Quant à la dernière, écoutez ces excellentes réflexions d'un auteur :

                     « Si nous dissipons notre argent, non seulement nous sommes coupables de  dissiper un talent que Dieu nous a confié, mais nous nous faisons encore tort à nous mêmes, nous employons ce talent précieux contre nous-mêmes comme un puissant moyen de corruption ; car le mal dépenser, c'est le dépenser au service de quelque mauvaise disposition et pour la satisfaction de désirs vains et déraisonnables auxquels, comme chrétiens, nous sommes tenus de renoncer ».

                   « Comme l'esprit et les talents qui, lorsqu'on en fait un vain usage, exposent ceux qui en sont doués à plus de folies, il en est de même de l'argent : non seulement on peut le dissiper vainement, mais, s'il n'est pas employé conformément à la raison et à la religion, il rend les gens plus insensés et plus extravagants dans leur conduite qu'ils n'eussent été s'ils n'en avaient eu. Si donc vous n'employez pas votre argent pour faire du bien à autrui, vous l'employez nécessairement pour vous faire du tort à vous-même.

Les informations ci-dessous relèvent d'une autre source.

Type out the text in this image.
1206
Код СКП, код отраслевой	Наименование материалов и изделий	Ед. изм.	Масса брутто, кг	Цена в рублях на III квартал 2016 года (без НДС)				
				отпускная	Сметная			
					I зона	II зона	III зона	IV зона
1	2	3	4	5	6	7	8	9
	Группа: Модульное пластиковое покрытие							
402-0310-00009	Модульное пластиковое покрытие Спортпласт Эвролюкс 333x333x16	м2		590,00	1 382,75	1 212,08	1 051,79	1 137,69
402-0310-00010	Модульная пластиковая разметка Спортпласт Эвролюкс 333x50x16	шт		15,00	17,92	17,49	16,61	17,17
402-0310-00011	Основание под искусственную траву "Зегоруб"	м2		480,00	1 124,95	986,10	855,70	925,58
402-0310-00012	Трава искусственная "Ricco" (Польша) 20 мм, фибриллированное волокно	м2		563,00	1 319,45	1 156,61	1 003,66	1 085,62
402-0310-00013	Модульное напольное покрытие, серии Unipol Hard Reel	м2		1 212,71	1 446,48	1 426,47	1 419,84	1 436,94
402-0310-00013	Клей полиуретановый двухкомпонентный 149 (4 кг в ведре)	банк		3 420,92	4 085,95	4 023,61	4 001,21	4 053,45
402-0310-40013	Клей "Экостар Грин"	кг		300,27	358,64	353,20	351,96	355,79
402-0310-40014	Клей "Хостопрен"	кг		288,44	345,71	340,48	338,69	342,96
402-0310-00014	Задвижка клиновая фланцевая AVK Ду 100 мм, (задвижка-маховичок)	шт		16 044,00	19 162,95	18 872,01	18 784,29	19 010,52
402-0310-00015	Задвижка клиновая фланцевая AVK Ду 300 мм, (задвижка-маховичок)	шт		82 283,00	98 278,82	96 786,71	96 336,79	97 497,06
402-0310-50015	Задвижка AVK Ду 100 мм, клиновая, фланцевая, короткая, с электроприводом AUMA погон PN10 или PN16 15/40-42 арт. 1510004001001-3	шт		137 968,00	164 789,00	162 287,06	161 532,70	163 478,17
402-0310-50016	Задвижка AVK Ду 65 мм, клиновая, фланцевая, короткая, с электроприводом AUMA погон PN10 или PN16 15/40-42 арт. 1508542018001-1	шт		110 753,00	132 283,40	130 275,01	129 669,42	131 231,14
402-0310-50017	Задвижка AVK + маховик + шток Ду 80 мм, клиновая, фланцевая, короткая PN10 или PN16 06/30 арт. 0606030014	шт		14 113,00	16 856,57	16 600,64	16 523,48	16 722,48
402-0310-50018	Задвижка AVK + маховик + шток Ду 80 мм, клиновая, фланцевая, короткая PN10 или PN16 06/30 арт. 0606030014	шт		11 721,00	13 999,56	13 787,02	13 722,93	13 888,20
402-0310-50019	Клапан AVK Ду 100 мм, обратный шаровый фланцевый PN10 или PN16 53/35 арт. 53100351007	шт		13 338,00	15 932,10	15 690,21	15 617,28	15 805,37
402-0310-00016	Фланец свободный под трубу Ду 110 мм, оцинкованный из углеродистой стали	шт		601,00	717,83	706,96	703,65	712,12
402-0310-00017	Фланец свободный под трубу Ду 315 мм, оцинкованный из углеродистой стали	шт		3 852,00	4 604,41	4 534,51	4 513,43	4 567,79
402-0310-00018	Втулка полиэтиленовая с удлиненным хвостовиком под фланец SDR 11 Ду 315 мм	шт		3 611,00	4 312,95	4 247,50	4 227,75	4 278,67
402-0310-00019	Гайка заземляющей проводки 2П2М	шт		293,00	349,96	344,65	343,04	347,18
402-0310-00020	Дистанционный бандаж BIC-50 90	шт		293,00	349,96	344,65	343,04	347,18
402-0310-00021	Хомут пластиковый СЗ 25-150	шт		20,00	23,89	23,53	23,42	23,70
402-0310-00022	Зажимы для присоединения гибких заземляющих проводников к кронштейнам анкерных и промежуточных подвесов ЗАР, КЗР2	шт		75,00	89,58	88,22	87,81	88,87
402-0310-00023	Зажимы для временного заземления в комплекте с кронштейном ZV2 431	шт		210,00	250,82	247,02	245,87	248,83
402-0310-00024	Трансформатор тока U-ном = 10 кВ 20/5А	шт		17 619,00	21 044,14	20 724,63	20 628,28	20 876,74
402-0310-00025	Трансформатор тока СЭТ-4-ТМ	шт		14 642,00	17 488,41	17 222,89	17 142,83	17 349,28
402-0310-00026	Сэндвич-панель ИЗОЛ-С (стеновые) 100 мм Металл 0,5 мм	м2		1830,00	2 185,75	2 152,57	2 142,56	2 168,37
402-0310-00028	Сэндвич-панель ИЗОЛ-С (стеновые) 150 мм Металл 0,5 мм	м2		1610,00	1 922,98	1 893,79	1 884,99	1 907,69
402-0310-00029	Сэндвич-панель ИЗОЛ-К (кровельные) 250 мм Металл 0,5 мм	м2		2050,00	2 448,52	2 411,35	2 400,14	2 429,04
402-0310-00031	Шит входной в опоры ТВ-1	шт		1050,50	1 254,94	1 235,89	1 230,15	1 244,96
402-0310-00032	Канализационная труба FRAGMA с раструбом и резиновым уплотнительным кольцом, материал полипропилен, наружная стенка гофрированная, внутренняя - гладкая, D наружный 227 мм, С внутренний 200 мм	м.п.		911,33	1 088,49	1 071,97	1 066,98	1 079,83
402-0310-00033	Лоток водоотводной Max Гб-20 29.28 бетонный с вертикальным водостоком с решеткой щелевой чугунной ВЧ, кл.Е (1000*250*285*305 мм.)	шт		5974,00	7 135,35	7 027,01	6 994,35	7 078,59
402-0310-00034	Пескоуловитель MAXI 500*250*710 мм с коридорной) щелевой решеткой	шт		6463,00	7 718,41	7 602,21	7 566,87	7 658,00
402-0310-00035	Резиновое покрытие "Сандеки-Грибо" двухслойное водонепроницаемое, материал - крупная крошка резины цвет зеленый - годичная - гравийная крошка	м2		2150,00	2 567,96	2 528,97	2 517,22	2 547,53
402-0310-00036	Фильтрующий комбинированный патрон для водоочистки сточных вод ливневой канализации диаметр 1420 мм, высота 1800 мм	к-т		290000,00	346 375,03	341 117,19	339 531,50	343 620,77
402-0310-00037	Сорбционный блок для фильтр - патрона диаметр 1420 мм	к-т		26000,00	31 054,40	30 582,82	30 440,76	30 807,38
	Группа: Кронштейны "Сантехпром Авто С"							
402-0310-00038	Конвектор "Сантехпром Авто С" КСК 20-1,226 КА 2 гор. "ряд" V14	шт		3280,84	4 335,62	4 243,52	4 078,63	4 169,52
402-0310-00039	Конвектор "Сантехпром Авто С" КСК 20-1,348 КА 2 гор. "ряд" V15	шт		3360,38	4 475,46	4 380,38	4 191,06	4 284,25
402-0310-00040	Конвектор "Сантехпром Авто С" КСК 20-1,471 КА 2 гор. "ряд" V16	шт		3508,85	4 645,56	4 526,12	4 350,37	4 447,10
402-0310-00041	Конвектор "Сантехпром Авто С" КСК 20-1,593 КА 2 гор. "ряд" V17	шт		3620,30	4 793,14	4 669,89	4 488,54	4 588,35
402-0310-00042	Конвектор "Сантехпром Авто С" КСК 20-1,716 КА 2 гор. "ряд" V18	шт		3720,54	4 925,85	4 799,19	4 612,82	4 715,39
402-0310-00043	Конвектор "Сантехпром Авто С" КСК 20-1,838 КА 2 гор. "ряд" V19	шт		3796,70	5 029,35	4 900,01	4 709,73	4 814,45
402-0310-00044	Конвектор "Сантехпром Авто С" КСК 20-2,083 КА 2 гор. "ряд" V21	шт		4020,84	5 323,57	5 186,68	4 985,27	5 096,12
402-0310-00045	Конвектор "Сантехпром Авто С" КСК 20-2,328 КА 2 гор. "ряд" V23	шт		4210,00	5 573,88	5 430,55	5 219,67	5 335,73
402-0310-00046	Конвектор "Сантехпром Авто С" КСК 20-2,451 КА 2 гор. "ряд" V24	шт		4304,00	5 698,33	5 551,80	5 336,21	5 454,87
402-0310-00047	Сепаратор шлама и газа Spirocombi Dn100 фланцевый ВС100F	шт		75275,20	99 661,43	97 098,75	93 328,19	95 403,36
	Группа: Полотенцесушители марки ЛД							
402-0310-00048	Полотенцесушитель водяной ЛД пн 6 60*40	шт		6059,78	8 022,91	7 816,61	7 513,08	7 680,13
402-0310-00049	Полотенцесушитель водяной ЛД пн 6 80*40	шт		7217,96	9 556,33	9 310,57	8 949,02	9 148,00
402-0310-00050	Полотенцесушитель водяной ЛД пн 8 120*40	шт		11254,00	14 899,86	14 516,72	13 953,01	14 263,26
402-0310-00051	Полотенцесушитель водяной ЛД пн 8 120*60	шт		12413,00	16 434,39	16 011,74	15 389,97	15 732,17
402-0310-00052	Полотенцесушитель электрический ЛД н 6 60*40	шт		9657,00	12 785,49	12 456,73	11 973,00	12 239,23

Vous faites comme celui qui refuserait à son ami malade le cordial qu'il ne peut prendre lui-même sans se rendre malade à son tour. Car telle est la condition du superflu, si vous le donnez à ceux qui ont besoin, c'est un cordial : si vous l'employez, sans besoin, pour vous-même, il ne fait que mettre la fièvre et la discorde dans votre âme ».

                        « Employer les richesses sans utilité réelle et sans vrai besoin, c'est les employer à, notre grand dommage, en provoquant de vains désirs, en nourrissant nos mauvais penchants, en flattant nos passions et nous encourageant dans une folle disposition d'âme. Car le luxe dans le manger et dans le boire, le luxe des habits et des maisons, le faste des équipages, les gais divertissements et les plaisirs, tout cela met naturellement le désordre dans notre cœur. Tout cela nourrit la folie et la faiblesse de notre nature et ne fait qu'entretenir et favoriser ce qui ne devrait pas l'être. Tout cela contrarie cette sobriété, cette piété de cœur qui goûte les choses divines. Ce sont autant de fardeaux qui pèsent sur notre âme et qui nous rendent moins désireux et moins capables d'élever nos pensées vers les choses d'en haut ».

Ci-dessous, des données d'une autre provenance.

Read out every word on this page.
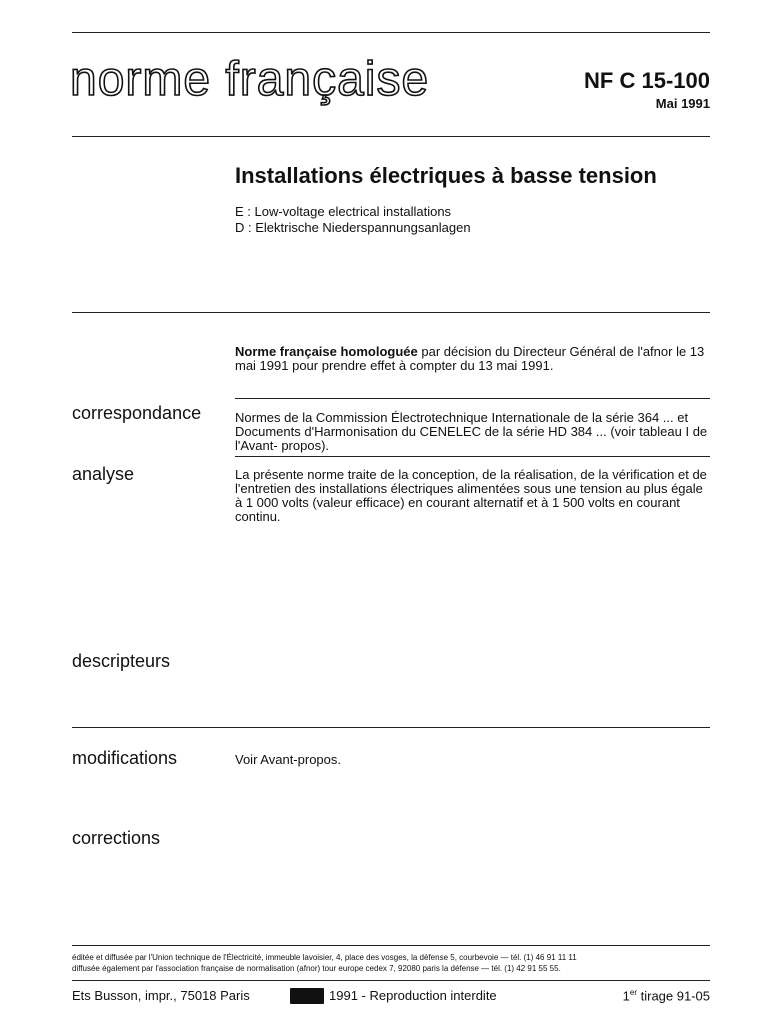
norme française	NF C 15-100
Mai 1991
Installations électriques à basse tension
E : Low-voltage electrical installations
D : Elektrische Niederspannungsanlagen
Norme française homologuée par décision du Directeur Général de l'afnor le 13 mai 1991 pour prendre effet à compter du 13 mai 1991.
correspondance	Normes de la Commission Électrotechnique Internationale de la série 364 ... et Documents d'Harmonisation du CENELEC de la série HD 384 ... (voir tableau I de l'Avant- propos).
analyse	La présente norme traite de la conception, de la réalisation, de la vérification et de l'entretien des installations électriques alimentées sous une tension au plus égale à 1 000 volts (valeur efficace) en courant alternatif et à 1 500 volts en courant continu.
descripteurs
modifications	Voir Avant-propos.
corrections
éditée et diffusée par l'Union technique de l'Électricité, immeuble lavoisier, 4, place des vosges, la défense 5, courbevoie — tél. (1) 46 91 11 11
diffusée également par l'association française de normalisation (afnor) tour europe cedex 7, 92080 paris la défense — tél. (1) 42 91 55 55.
Ets Busson, impr., 75018 Paris	1991 - Reproduction interdite	1er tirage 91-05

                   « Dépenser ainsi l'argent, ce n'est donc pas seulement le perdre, mais c'est le dépenser dans un coupable but et pour de mauvais effets, pour mettre le désordre et la corruption dans nos cœurs, pour nous rendre incapables de suivre les doctrines sublimes de l'Évangile. Ce n'est rien moins que si nous le refusions aux pauvres pour en acheter du poison pour nous-mêmes ».

Ceux qui amassent sans besoin réel ne sont pas moins coupables :

                    « Si un homme avait en son pouvoir des mains, des yeux, des pieds à distribuer à ceux qui en manquent, et s'il les renfermait dans un coffre au lieu de les donner à ses frères aveugles ou estropiés, ne l'appellerions-nous pas méchant et cruel ? S'il s'amusait à en faire provision au lieu de s'acquérir par ses bienfaits un titre à d'éternelles récompenses, ne le tiendrions-nous pas pour un insensé ? »

                   « Or, l'argent est en réalité comme des mains, des pieds et des yeux. Si nous l'enfermons dans des coffres, pendant que les pauvres et les malheureux en manquent pour vivre, nous ne sommes guère moins cruels que celui lui amasserait des mains et des yeux plutôt que de les distribuer à ceux qui en manquent. Si vous aimez mieux l'amasser que d'acquérir par grâce des titres à une récompense éternelle en le distribuant à propos, vous tombez dans la culpabilité et la folie de celui qui renfermerait des pieds, des mains et des yeux plutôt que de se faire bénir à jamais en les donnant à qui en a besoin ».

                      N'est-ce pas aussi pour cela que les riches entreront si difficilement dans le royaume des cieux ? Ils sont pour la plupart sous la malédiction, sous une malédiction particulière de Dieu, en tant que, par la direction générale de leur vie, non contents de « piller Dieu », de dissiper et de prodiguer continuellement les biens de leur Seigneur, et de corrompre ainsi leur âme, ils volent encore les pauvres, les affamés, les misérables ; ils font tort à la veuve et à l'orphelin, et se rendent responsables de tous les besoins, de toutes les afflictions et les détresses qu'ils ne soulagent point quand ils pourraient le faire. Que dis-je ? Le sang de tous ceux qui périssent faute de ces biens, qu'ils amassent ou qu'ils prodiguent follement, ne crie-t-il pas de la terre contre eux ? Oh ! quel terrible compte n'auront-ils pas à rendre à Celui qui est « prêt à juger les vivants et les morts ! »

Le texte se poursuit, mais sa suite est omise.